5.1. O Vale, o município e o bairro: Aspectos gerais

Desde há muito tempo que tenho aprendido sobre o Vale do Ribeira, tanto na escola como em conversas entre colegas de universidade. Todavia, minha experiência pessoal naquela região, antes da oportunidade proporcionada por este trabalho, restringia-se a uma breve passagem pelos municípios de Registro e Cananéia, o que havia me deixado uma impressão de tratar-se, o Vale do Ribeira, de uma região assentada sobre uma planície de relevo suave onde as receitas eram geradas por meio da produção agrícola, nomeadamente, o chá e a banana.

Foi a partir dos trabalhos em campo realizados em abril e novembro de 2004 e, posteriormente, em novembro de 2006, que pude me aproximar um pouco mais do Vale do Ribeira e perceber a diversidade ambiental e cultural que compõem aquele ambiente, onde os diferentes atores sociais estabelecem uma trama de interações complexas que se estendem ao longo do processo histórico por meio das relações com o ambiente físico- biológico e com as políticas de desenvolvimento econômico e conservação ambiental. O acesso ao município de Iporanga, partindo do município de Campinas (SP), requer alguma dose de espírito de aventura. A viagem, até o município de Apiaí (SP), segue sobre rodovias pavimentadas em boas condições de uso e tráfego. Contudo, a partir de Apiaí, inicia-se uma difícil e lenta descida até o Bairro da Serra, um percurso de 20 km com desnível de 900m. Apesar de se tratar de um pequeno trecho, a viagem parece interminável para quem ainda não está habituado ao percurso. Se por um lado a paisagem é magnífica, o mesmo não se pode dizer sobre a estrada. Mal conservada e repleta de buracos, com exceção de um trecho ou outro recobertos pelo solo-cimento, a estrada sem pavimentação, com sua morfologia tortuosa e estreita, está longe das condições ideais de tráfego.

Ao longo da viagem, intercalam-se pontos de desabamento parcial da estrada com outros de quedas de barreira. As últimas chuvas que caíram antes da viagem de campo de novembro de 2004 deixaram essa estrada em condições mais precárias que as de costume, havendo, ao longo do percurso, pontos onde a obstrução era quase completa, ora devido ao grande

volume de solo que cedeu do barranco acima, ora devido às rochas que caíram sobre a estrada, uma das quais do tamanho de um veículo de médio porte.

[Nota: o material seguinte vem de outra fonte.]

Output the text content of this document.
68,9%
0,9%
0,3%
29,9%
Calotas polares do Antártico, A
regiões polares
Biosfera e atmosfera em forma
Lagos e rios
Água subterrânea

O acesso ao Vale por essa estrada, certamente, não é nada fácil, e o risco é bem conhecido pela população local, que parece já ter aprendido a conviver com os acidentes constantes que vitimam tanto turistas como as pessoas da região. Trata-se, seguramente, de uma barreira natural ao trânsito de turistas. Há nesse fato, pelo menos, dois aspectos a serem assinalados. Se, por um lado, a dificuldade de acesso inibe parcialmente o fluxo de turistas, o que diminui a entrada de recursos financeiros para Iporanga e Bairro da Serra, por outro lado, essa mesma dificuldade de acesso opera como uma barreira, retardando a chegada do turismo de massa ou, pelo menos, diminuindo o seu fluxo. Longe de qualquer apologia a esse tipo de controle do fluxo de turistas, reconhecemos que o retardamento do processo de instalação do turismo de massa, causado pela dificuldade de acesso, cria condições para que a comunidade local se organize, desenvolva diretrizes para o turismo local e promova a melhoria da infra-estrutura básica para a recepção dos turistas.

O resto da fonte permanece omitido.